When Abraham was tried in the offering up of Isaac, "the angel of the Lord" said, "Now I know that thou fearest God, seeing thou hast not withheld thy son, thine only son from me" (Gen.

xxii. 12). And again and again the most obstinate opponents of Christianity have been conquered by the patient endurance and the radiant joy of suffering Christians. It was not only so in the days of far-off persecutions -- in Rome, when Christians were thrown to the wild beasts, roasted over slow fires, tortured in every conceivable way; but in our own day, and in the history of the Salvation Army, the blood of the martyrs, the patience and triumphant joy of our soldiers, have won the hardest sinners to Jesus.

Paul looked upon his sufferings as a part of the sufferings of Christ, as though Christ's sufferings did not end upon the cross, but were completed in the sufferings of His disciples. Paul writes: I now "rejoice in my sufferings for you, and fill up that which is behind of the afflictions of Christ in my flesh for His body's sake, which is the church" (Col. i. 24).

Happy are we if we can receive all suffering in that spirit, whether it be suffering of body, mind or soul. It will then work for our good and through us for the good of others, whether or not we can understand how it is to do so.

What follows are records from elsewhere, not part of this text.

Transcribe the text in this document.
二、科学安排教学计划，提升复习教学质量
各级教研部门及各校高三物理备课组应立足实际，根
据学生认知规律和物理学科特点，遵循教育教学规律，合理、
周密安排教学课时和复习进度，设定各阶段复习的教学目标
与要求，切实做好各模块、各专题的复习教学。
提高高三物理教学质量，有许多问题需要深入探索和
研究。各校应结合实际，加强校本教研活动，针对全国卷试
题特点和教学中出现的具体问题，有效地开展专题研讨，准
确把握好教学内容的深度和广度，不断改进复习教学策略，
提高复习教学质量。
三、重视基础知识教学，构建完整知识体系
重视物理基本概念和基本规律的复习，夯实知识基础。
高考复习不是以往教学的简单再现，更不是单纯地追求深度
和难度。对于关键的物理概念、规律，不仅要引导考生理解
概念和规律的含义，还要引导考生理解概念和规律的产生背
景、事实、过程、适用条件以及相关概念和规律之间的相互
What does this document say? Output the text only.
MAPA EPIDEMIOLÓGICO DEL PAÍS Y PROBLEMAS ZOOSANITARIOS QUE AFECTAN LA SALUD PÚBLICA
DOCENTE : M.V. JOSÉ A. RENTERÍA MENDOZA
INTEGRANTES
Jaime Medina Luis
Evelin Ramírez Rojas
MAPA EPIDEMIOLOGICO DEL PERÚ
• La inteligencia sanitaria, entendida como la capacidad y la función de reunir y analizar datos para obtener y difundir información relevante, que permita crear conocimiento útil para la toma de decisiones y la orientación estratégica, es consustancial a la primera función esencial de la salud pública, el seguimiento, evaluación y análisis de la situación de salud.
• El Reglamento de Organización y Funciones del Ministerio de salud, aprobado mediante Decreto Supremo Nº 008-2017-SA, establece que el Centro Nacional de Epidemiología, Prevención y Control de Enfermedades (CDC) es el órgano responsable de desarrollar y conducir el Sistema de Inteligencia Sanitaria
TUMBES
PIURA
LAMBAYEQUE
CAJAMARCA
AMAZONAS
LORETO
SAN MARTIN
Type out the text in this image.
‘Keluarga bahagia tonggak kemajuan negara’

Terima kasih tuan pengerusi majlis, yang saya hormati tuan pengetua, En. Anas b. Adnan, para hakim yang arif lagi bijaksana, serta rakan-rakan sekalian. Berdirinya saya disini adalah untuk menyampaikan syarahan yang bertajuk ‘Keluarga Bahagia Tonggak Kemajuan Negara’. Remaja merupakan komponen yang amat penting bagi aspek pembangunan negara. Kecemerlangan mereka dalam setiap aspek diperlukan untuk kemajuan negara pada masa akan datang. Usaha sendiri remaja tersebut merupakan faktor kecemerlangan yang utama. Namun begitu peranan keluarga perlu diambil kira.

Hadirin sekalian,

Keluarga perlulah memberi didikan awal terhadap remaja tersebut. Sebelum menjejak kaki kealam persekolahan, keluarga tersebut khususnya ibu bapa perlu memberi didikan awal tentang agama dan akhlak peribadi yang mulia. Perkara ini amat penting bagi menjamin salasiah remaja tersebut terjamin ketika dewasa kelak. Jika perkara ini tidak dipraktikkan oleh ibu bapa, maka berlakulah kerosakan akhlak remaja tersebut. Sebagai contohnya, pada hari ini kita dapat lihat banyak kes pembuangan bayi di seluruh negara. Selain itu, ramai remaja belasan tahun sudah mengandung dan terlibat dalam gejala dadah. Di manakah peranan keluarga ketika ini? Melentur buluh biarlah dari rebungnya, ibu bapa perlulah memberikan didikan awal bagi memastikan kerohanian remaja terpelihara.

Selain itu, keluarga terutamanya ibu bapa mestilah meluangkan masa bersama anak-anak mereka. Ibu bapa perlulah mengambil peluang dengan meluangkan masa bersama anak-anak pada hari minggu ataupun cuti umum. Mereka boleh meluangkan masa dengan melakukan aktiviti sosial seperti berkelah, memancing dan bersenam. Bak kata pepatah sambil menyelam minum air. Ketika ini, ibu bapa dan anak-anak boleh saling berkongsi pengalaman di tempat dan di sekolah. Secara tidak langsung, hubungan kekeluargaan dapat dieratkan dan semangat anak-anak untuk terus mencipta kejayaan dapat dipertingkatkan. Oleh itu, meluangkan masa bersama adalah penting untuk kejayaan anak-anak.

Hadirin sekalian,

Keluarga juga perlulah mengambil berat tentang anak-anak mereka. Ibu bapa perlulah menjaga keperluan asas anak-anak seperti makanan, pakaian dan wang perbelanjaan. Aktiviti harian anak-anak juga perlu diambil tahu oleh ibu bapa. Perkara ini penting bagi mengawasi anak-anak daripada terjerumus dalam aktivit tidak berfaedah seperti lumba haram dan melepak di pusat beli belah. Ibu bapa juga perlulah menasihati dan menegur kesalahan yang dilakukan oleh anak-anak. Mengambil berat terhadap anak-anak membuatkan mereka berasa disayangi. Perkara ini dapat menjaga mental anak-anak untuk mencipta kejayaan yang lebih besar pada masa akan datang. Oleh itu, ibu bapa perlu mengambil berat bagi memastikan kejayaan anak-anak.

It will purge us of vanity; it will deepen us in humility, enlarge us in sympathy, and make us more fruitful in the graces of the Spirit.

How bitter that cup no tongue can conceive,
Which He drank quite up that sinners might live.
His way was much rougher and darker than mine:
Did Christ, my Lord, suffer, and shall I repine?


Since all that I meet shall work for my good,
The bitter is sweet, the medicine is food;
Though painful at present, 'twill cease before long,
And then, oh, how pleasant the conqueror's song!